In a dashcam-style sequence, Rodriquez re-enacts the terror of a traffic stop, as Coates was once pulled over by a Prince George County police officer shortly before his son was born. While Rodriquez sits in the glow of fluorescent police cruiser lights, Kendrick Sampson of Insecure shares the passage in a less-passionate reading, seated in a separate car in the daytime. The frustration with systemic oppression swells throughout Between the World and Me, from the wrongful murder of Coates’ friend Prince Jones by PG County police in late 2000 to Coates’ inability to empathize as the 9/11 terrorist attacks shook New York City. While watching the Twin Towers fall into ruin, Coates remembered that Manhattan’s Financial District was once a prime location for slave trading during the 18th century.

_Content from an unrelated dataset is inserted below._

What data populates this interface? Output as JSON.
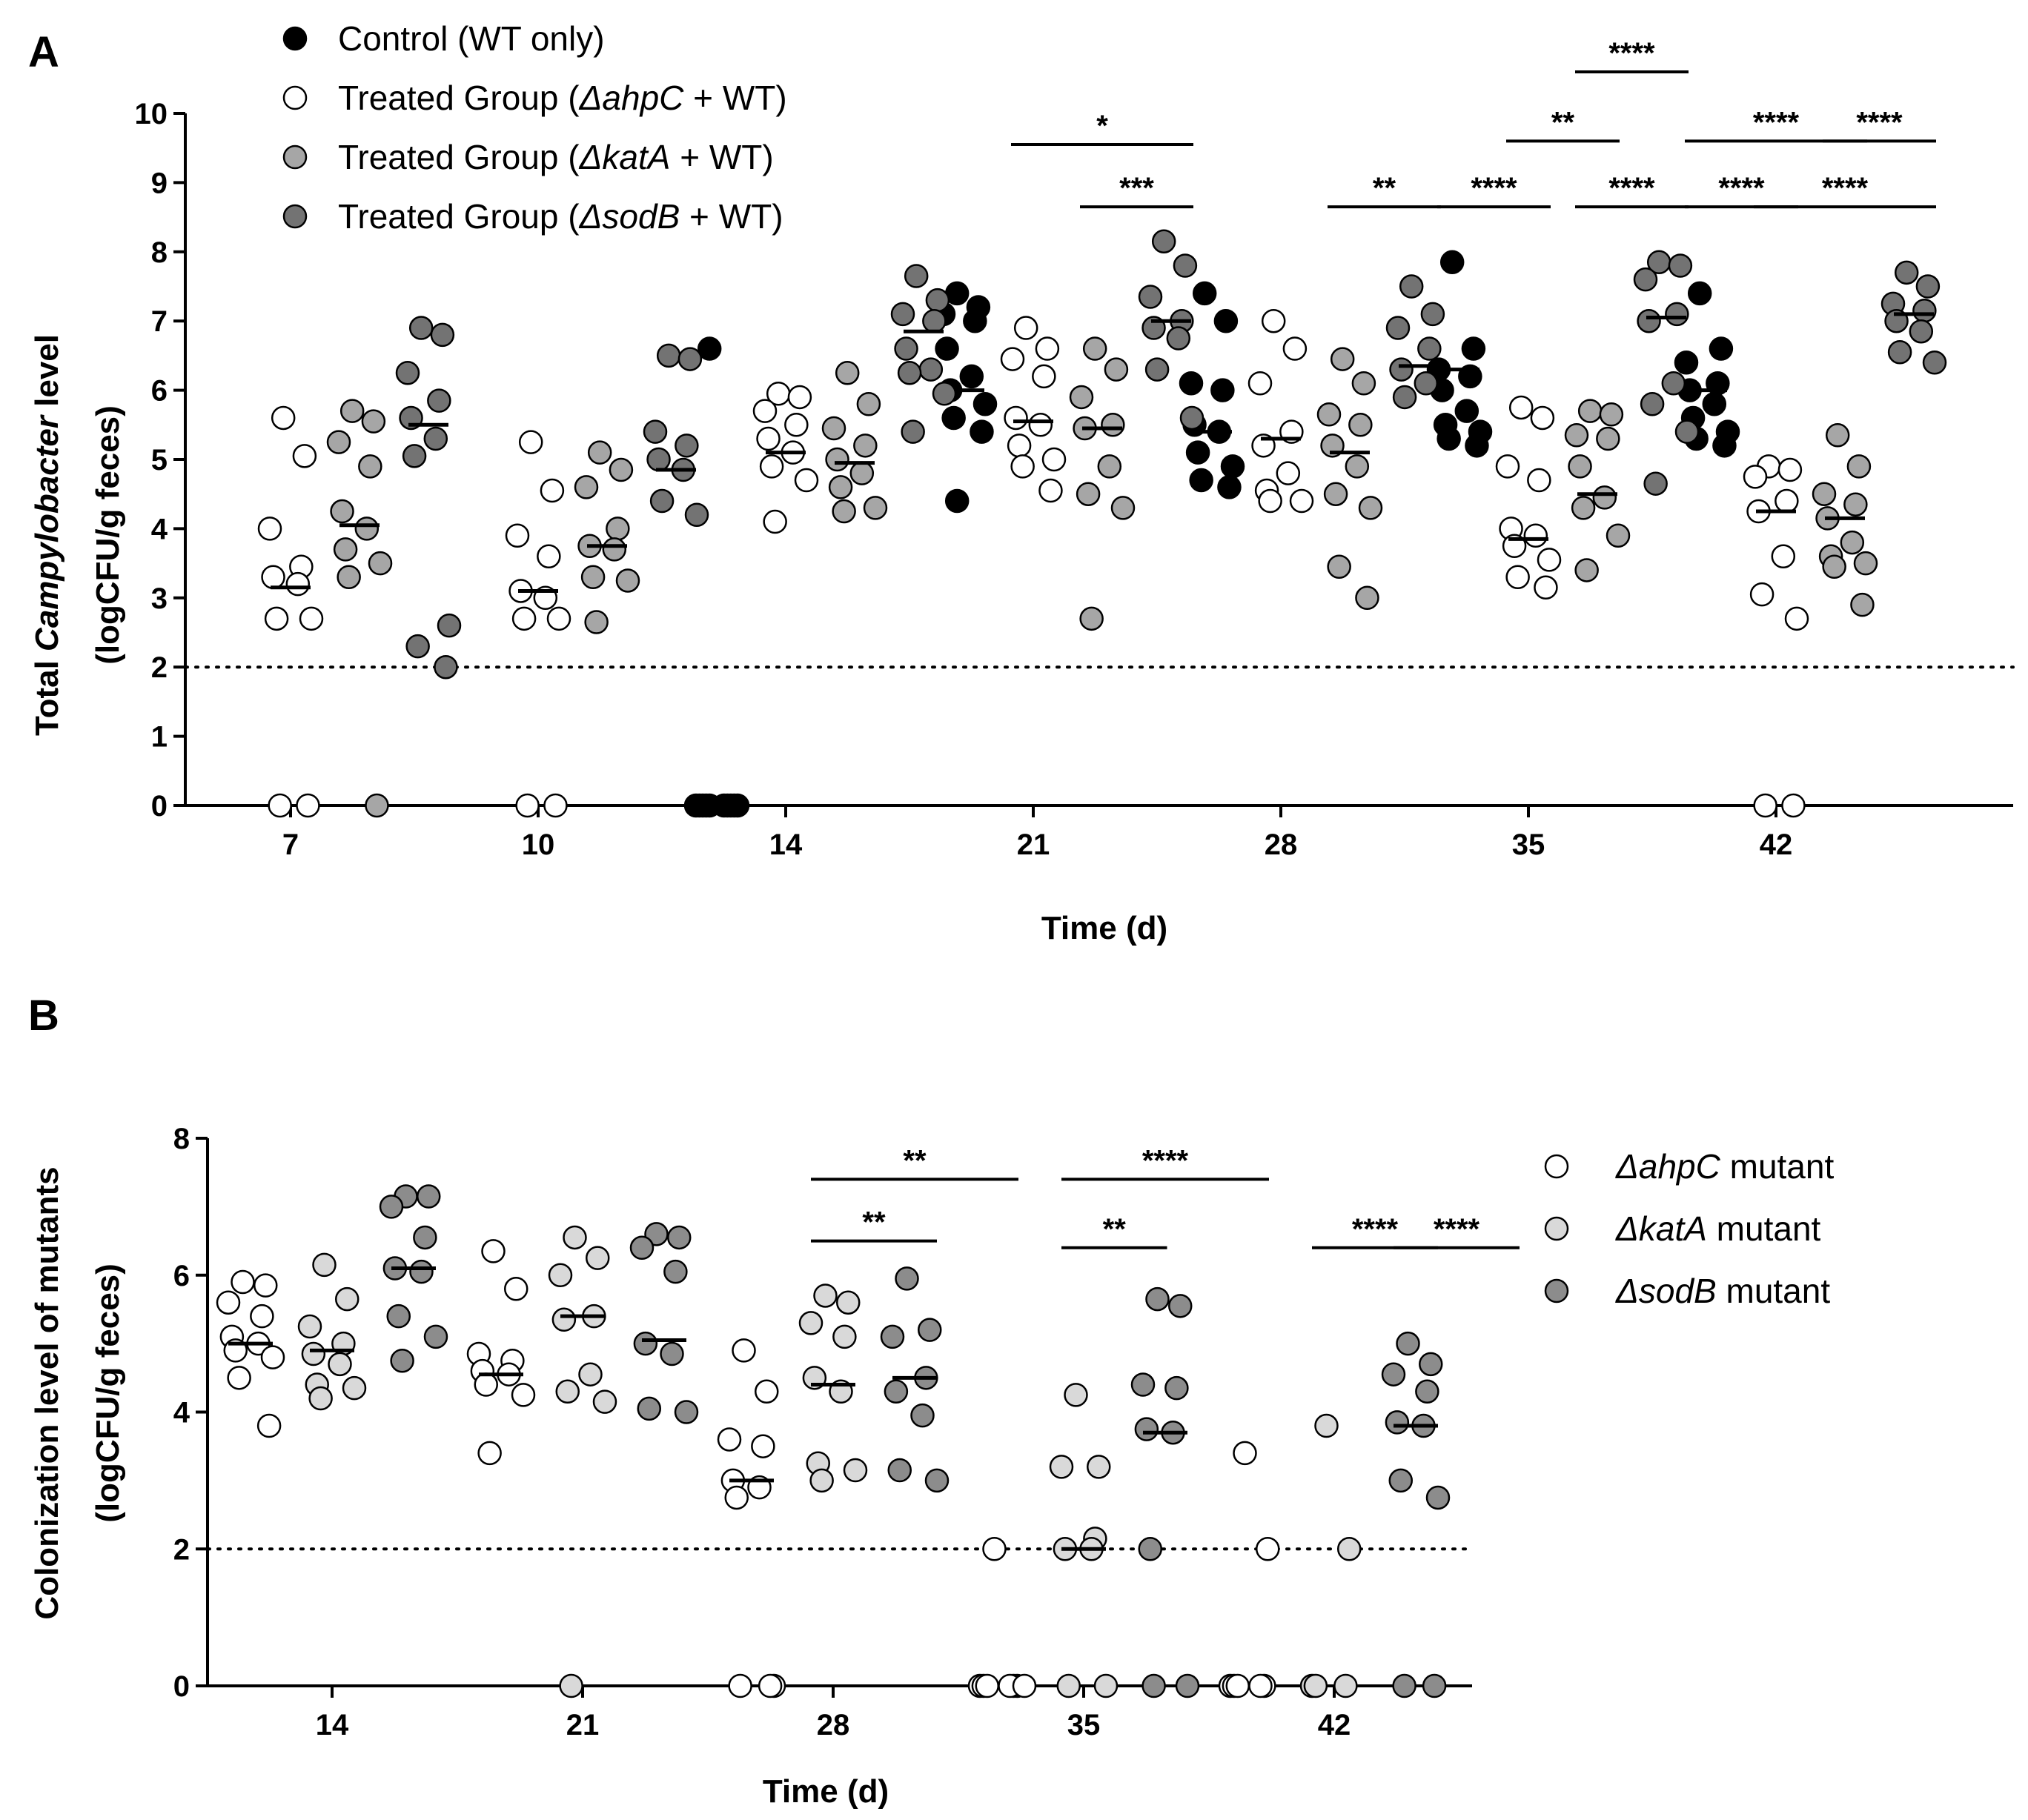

Arguably the most gripping moment of Between the World and Me is held between Tony-nominated actress Michelle Wilson and The Wire’s Wendell Pierce. Both capture the aggression that any Black parent would feel when watching their child being hurled to the ground by a stranger, someone who deems a Black child as valueless for being in the way. The incident Coates describes was a Karen moment before “Karen” became a meme. The white woman who dehumanized Samori also threatened Coates with “I could have you arrested” — an all-too-common pompous threat used to keep Black people from getting out of line.

Wendell Pierce in Between the World and Me Photo: HBO

Black people in America can find any error in behavior is costly, which painter Molly Crabapple and Oprah Winfrey address in a segment about the way Black bodies sacrificially built America. Representing the cannibalism of American industries and the prison system, Crabapple dowses paintings of Black people, rivers, and buried skulls in blood-red paint.

While those who voted for President-elect Joe Biden and Vice President-elect Kamala Harris (also a Howard alumna) are enthused about their win, Between the World and Me unveils that having the first vice president of color hasn’t changed the inequity of America’s core. The film provides viewers with a much-needed dose of the reality Black Americans have endured since we were involuntarily brought here in the 1600s. Midway through, Between the World and Me, reveals Samori’s namesake, the West African military strategist Samori Ture. Though Ture was killed in captivity, the struggle was greater than him. As Between the World and Me tells it, Black Americans are still enduring that struggle, but they have the strength to outlive it.

Between the World and Me will debut on HBO and HBO Max at 8 p.m. ET on Nov. 21.